O julgamento, que ocorre no plenário virtual, deve ser encerrado até às 23h59 desta terça. Até agora, a relatora, ministra Cármen Lúcia, foi seguida pelos ministros Alexandre de Moraes, Cristiano Zanin, Flávio Dino, Edson Fachin, Dias Toffoli, Luís Roberto Barroso, André Mendonça e Gilmar Mendes.
Entenda o caso
Em fevereiro deste ano, o STF invalidou portarias que haviam anulado a anistia política concedida a cabos da Força Aérea Brasileira afastados no início do regime militar. A ação, apresentada pelo Conselho Federal da Ordem dos Advogados do Brasil, questionava 313 atos, mas como a maioria das portarias já havia sido anulada por decisões judiciais ou administrativas, a decisão se aplica apenas a 36.
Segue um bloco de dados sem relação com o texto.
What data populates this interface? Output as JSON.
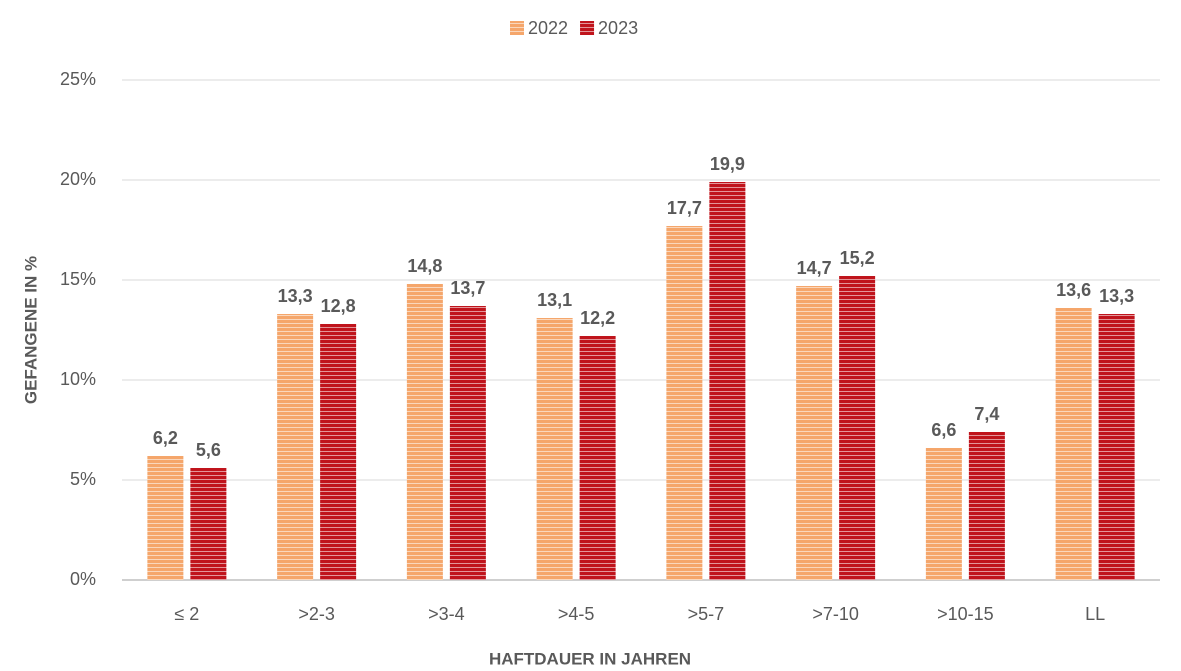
{
  "chart_data": {
    "type": "bar",
    "x_label": "HAFTDAUER IN JAHREN",
    "y_label": "GEFANGENE IN  %",
    "categories": [
      "≤ 2",
      ">2-3",
      ">3-4",
      ">4-5",
      ">5-7",
      ">7-10",
      ">10-15",
      "LL"
    ],
    "series": [
      {
        "name": "2022",
        "color": "#f5a66b",
        "values": [
          6.2,
          13.3,
          14.8,
          13.1,
          17.7,
          14.7,
          6.6,
          13.6
        ],
        "value_labels": [
          "6,2",
          "13,3",
          "14,8",
          "13,1",
          "17,7",
          "14,7",
          "6,6",
          "13,6"
        ]
      },
      {
        "name": "2023",
        "color": "#c0141c",
        "values": [
          5.6,
          12.8,
          13.7,
          12.2,
          19.9,
          15.2,
          7.4,
          13.3
        ],
        "value_labels": [
          "5,6",
          "12,8",
          "13,7",
          "12,2",
          "19,9",
          "15,2",
          "7,4",
          "13,3"
        ]
      }
    ],
    "ylim": [
      0,
      25
    ],
    "yticks": [
      {
        "value": 0,
        "label": "0%"
      },
      {
        "value": 5,
        "label": "5%"
      },
      {
        "value": 10,
        "label": "10%"
      },
      {
        "value": 15,
        "label": "15%"
      },
      {
        "value": 20,
        "label": "20%"
      },
      {
        "value": 25,
        "label": "25%"
      }
    ],
    "grid": true,
    "legend": "top"
  }
}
A relatora, ministra Cármen Lúcia, considerou que a expedição de mais de 300 portarias pelo Ministério da Mulher, da Família e dos Direitos Humanos, de forma generalizada e sem a devida individualização da situação específica de cada anistiado, contraria a segurança jurídica, o contraditório e a ampla defesa. O que, segundo a ministra, contraria a tese de repercussão geral fixada no Recurso Extraordinário (RE) 817338 de que é possível revisar a anistia de cabos da Aeronáutica, desde que comprovada a ausência de motivação política e assegurado ao anistiado, em procedimento administrativo, o devido processo legal.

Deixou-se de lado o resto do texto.